3. Why a Company Contracts Review Matters. Even if a business has operated well with its current third-party contract forms, future company investors or buyers will definitely do a “deep dive” into their legal and business details and potential issues. Those details may either relate to legal compliance issues or to contract terms that are unfavorable to the business. These terms might include the term and termination, the parties’ respective payment and other obligations, exclusive dealing, noncompete, confidentiality and other covenants, indemnification and even legal remedies (including boring or “boilerplate” terms relating to governing law, legal fees and where litigation can be commenced). To the extent a company can change or re-negotiate any unfavorable third-party contracts prior to raising capital or selling the business, substantial additional value may be realized. Mitigating a business’ perceived risks is the fastest and easiest way to improve its valuation multiple, and vendor, customer and other third-party relationships and contracts are a critical area of mitigating risk and improving the company’s perceived value.
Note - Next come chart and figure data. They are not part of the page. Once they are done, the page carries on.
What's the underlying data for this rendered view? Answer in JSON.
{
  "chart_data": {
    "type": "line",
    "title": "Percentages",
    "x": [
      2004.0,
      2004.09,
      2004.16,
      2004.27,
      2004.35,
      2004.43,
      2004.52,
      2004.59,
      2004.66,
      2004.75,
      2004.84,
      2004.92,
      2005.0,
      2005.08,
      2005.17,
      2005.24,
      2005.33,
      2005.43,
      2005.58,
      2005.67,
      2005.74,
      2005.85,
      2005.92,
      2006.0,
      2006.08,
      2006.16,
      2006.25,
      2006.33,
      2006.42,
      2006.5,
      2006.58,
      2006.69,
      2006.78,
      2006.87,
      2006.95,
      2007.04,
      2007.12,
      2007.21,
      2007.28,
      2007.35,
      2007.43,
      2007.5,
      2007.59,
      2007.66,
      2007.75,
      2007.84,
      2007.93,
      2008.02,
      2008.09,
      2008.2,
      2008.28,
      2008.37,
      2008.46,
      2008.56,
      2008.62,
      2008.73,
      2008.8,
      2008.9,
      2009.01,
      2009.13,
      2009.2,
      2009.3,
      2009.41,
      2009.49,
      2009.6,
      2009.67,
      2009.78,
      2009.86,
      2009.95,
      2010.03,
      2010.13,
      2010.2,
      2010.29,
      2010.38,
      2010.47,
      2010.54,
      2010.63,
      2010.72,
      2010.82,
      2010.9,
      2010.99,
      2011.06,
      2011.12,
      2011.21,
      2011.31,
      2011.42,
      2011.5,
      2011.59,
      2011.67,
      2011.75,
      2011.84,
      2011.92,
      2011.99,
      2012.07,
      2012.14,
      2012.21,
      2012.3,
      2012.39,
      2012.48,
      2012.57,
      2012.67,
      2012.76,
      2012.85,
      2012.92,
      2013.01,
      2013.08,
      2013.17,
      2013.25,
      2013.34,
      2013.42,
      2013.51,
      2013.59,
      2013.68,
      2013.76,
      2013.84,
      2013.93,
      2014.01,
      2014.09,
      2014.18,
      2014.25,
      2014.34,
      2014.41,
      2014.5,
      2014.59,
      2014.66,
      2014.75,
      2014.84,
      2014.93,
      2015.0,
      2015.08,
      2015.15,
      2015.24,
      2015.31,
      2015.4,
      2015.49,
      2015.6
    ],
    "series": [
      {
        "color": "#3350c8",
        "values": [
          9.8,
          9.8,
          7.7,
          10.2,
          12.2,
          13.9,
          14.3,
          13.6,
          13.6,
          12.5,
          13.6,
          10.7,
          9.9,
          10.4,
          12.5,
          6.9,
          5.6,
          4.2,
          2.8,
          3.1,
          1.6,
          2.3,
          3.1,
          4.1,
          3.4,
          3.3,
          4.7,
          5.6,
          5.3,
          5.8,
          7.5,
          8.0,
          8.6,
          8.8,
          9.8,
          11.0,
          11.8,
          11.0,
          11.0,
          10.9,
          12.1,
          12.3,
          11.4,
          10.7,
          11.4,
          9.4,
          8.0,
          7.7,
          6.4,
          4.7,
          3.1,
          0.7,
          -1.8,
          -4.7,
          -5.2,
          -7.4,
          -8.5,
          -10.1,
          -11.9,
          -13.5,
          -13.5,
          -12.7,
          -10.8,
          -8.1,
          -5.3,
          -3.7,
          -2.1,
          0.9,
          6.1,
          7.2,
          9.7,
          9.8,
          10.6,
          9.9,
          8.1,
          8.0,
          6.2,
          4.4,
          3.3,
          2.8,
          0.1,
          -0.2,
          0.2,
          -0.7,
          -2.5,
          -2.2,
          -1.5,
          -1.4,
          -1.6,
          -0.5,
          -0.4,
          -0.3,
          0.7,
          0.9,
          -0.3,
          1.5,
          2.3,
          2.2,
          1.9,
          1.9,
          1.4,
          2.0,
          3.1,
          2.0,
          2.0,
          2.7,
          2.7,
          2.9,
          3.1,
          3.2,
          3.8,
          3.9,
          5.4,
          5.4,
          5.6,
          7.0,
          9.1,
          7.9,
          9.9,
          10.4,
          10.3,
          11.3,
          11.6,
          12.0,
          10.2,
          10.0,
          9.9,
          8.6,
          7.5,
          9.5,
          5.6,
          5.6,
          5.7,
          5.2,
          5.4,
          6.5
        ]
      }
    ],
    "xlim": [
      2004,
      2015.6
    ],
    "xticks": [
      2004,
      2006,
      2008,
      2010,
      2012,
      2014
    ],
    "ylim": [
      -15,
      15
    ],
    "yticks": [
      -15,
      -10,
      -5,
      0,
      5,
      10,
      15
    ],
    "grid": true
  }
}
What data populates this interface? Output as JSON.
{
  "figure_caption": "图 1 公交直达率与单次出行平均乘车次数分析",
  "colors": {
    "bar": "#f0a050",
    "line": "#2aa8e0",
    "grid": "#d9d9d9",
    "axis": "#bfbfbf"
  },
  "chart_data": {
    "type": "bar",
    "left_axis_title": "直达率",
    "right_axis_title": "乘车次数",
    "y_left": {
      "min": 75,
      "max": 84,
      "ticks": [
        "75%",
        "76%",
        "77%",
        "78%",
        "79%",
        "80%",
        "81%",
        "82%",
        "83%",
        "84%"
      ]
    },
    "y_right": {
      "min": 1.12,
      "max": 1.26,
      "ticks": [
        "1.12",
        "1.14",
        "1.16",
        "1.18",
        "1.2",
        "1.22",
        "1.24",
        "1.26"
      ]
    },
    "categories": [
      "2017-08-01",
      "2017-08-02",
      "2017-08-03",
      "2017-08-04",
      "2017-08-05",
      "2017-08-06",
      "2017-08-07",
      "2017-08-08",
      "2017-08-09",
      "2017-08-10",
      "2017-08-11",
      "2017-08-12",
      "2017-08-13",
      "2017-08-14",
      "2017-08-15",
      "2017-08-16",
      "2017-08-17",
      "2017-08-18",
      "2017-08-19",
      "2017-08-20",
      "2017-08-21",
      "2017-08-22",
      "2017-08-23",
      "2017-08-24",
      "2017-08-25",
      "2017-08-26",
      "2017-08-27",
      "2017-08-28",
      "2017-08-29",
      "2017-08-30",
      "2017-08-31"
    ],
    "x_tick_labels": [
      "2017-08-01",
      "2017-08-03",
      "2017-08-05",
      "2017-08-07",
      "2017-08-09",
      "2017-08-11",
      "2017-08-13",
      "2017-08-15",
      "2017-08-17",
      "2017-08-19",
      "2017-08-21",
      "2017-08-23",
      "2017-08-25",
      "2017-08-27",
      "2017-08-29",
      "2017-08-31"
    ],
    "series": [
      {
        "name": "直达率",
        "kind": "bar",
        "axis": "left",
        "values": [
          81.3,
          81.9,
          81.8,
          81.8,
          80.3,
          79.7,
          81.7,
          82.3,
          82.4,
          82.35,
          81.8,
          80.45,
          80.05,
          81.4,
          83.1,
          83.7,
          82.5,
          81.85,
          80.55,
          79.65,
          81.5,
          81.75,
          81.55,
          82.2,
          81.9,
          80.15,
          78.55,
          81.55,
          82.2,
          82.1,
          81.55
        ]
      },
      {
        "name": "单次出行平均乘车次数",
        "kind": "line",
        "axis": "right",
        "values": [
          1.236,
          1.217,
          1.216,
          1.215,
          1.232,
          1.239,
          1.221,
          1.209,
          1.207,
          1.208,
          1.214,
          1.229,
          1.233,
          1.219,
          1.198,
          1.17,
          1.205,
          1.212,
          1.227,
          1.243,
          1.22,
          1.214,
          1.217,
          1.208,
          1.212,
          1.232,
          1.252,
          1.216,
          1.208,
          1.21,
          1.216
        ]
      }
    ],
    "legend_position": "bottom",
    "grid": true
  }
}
4. How to Assess a Company’s Contracts. Seller “self” or “reverse” due diligence should include a review of its standard and more significant third-party contracts. This review might be done by in-house counsel, outside counsel, or other industry professional advisors. The review will not only identify risk factors that will certainly be considered by an investor or buyer, but it may reveal opportunities to re-negotiate existing contracts and improve contract forms going forward. This is about both business (customer “stickiness”, renewals, cost containment, and pricing) and legal issues, both of which should lead to company value enhancement.

5. A Side Note on Software and Technology Services Contracts. Some business models rely entirely on software licensing or technology services, and many traditional businesses have supplemented their core business with software and technology services, or even outsourced research and development, supply, sales, distribution and manufacturing management services. These services often involve contracts governing the licensing and ownership of software and other intellectual property, technical specifications, maintenance and service-level and other obligations, not to mention liability limitations, indemnification and obligations around data privacy and security. Suffice it to say that, whether software licensing or technology services are a company’s core business or an add-on product or solution, special attention needs to be paid to these contracts to mitigate company risk and protect company intellectual property.

Take-Away: Don’t Take Your “Old” Contracts for Granted

A large portion of any investor’s or buyer’s due diligence of any company will focus on vendor, supplier, customer and other third-party contracts, including leases, licenses, and any contracts containing restrictive covenants, exclusive dealing and extraordinary obligations or liability exposure. Reviewing all of these contracts, anticipating investor or buyer concerns, and considering changes to improve their terms will go a long way to mitigating a company’s perceived business and legal risk and enhancing its valuation multiple and ultimate valuation in a capital raise or sale.